The rest of the class was a blur of high-tier theory, but Markus was no longer just a student. He was an observer. He watched the way Terros manipulated the earth-elemental mana, noting how the Dean used Tiers 0–8 of formation density to create structures that felt eternal.
When the class finally ended, the Third-Years shuffled out in a daze, their minds overwhelmed by the sheer complexity of Terros's final lecture. Markus remained in his seat for a moment, letting the dense earth-mana of the room settle around him.
Terros approached the front row, his heavy boots echoing on the obsidian. "You're heading to the Mission Hall after this, aren't you?"
"I've already secured a task, Dean," Markus said, standing to face him. "The Echoing Crypts. Tier 4."
Terros nodded slowly. "A recursive spatial loop.

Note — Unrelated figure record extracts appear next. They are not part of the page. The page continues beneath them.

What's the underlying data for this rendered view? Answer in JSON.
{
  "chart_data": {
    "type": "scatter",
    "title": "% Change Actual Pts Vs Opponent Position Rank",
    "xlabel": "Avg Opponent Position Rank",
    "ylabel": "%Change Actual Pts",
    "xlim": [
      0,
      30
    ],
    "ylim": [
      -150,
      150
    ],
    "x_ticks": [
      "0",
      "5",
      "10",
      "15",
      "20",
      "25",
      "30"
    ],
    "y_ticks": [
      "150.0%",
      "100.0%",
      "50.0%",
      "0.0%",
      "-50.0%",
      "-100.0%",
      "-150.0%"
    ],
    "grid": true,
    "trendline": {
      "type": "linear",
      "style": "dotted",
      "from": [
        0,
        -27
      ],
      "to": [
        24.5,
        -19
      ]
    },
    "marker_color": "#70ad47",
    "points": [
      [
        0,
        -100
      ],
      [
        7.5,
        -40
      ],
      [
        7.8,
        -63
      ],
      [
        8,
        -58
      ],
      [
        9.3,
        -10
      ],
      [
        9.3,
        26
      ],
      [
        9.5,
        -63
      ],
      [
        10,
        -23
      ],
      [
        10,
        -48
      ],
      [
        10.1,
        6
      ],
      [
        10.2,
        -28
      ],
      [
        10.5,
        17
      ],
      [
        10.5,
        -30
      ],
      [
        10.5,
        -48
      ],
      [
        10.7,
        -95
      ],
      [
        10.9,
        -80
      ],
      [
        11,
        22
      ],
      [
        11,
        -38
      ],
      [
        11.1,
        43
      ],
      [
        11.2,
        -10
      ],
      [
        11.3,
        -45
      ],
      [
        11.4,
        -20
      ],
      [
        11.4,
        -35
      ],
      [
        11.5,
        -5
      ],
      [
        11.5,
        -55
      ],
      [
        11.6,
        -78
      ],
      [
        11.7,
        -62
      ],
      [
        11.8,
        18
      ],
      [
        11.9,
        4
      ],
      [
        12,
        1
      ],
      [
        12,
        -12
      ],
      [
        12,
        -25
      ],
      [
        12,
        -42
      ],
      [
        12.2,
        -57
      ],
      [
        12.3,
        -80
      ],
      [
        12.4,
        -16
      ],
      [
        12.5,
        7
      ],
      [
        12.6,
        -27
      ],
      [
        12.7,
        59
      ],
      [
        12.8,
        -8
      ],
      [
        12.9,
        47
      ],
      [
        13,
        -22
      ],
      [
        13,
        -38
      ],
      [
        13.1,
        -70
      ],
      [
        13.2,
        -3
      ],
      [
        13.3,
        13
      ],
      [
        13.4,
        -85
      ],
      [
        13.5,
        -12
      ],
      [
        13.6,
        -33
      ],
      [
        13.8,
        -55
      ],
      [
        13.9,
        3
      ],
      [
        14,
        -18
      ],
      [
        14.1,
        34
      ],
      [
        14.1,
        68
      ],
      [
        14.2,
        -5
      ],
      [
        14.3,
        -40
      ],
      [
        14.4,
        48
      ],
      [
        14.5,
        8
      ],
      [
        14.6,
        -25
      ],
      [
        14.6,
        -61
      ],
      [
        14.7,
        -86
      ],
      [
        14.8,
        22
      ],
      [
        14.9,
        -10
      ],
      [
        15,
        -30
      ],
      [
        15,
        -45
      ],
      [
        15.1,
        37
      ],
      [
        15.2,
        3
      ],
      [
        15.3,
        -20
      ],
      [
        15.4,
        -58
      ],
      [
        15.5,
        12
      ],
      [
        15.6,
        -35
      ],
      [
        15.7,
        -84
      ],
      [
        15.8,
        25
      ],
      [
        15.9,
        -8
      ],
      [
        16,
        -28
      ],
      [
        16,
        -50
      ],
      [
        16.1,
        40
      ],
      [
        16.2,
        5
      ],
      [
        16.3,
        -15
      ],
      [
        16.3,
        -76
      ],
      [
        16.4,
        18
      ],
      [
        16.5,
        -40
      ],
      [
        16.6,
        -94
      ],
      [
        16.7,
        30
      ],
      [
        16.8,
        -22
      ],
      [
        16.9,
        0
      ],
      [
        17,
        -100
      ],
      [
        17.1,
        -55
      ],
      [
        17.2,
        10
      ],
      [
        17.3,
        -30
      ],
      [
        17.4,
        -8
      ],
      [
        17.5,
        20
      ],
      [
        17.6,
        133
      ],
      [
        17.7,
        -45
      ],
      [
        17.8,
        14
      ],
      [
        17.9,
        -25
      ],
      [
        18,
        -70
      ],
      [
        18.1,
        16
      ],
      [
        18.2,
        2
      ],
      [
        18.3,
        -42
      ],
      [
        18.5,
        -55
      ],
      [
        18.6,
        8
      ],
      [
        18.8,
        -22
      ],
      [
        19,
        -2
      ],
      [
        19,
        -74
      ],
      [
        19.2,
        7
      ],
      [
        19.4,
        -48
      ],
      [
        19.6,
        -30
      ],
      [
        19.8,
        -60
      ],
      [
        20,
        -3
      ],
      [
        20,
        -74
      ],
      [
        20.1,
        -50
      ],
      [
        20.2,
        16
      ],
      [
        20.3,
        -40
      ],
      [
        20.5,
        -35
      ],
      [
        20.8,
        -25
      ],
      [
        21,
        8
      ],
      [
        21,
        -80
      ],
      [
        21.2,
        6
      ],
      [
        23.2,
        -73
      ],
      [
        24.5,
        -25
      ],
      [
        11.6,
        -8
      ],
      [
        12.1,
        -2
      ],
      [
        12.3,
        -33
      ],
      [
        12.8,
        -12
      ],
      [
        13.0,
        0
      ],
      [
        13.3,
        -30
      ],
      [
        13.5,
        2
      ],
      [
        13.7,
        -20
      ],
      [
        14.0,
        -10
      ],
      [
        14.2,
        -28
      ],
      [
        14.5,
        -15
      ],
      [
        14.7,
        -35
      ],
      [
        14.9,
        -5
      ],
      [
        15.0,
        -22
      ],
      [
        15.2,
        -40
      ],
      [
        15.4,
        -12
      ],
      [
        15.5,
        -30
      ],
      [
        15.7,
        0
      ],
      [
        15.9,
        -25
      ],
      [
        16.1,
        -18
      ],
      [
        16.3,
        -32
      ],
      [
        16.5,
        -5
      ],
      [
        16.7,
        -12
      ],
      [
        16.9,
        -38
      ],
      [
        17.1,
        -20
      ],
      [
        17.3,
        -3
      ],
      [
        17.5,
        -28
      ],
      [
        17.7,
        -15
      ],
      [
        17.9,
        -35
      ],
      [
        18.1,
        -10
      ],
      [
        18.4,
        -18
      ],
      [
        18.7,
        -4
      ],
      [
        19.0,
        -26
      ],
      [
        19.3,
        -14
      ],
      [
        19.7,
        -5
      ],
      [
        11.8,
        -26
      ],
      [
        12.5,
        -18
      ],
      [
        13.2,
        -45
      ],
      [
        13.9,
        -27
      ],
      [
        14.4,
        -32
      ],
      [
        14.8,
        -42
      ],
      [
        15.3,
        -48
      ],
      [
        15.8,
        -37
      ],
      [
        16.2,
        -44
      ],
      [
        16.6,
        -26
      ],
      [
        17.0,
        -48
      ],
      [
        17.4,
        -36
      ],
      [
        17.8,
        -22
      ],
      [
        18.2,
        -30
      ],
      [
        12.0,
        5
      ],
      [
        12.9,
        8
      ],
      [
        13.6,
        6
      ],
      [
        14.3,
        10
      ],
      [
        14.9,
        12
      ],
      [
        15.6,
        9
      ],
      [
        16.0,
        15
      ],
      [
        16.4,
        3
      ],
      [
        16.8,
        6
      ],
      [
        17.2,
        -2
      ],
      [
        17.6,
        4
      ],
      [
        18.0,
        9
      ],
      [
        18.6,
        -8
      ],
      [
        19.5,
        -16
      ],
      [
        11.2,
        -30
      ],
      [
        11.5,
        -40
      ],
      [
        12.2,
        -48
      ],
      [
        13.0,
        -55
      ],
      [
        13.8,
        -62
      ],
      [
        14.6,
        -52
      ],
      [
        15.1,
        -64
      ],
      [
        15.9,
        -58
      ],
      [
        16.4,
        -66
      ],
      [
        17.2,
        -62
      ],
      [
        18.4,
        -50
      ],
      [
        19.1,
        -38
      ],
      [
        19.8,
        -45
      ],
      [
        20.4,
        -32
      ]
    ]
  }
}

A nasty place for those who don't understand foundations. Most students go there and lose their sense of direction. You... you'll probably try to rewrite the map."
"I intend to do more than map it, Dean. I intend to stabilize it," Markus replied.
"Hmph. Don't get arrogant, Blackwell. Earth is patient, but space is fickle," Terros warned, though there was a glint of pride in his eyes. "If you survive the Crypts, bring me a fragment of the Lich-Warden's core. I want to see how his necrotic mana interacts with the 'Absolute' time you're so fond of."
"I'll bring you the core, Dean. And perhaps a few insights on how to fix that fourth anchor point," Markus said with a faint smile.
As Markus walked out of the Earth School wing and back toward the sunlit upper tiers of the academy, his mind was already miles away. He had the formation theory he needed. He had the mission. And in forty-eight hours, he would have his laboratory.
He checked his communication watch. The countdown for the mission departure was ticking down. Rosanne, Jessica, Donna, and Mika were likely still in their weapons class, unaware that their "Relative" reality was about to be shattered by the "Absolute" intent of their leader.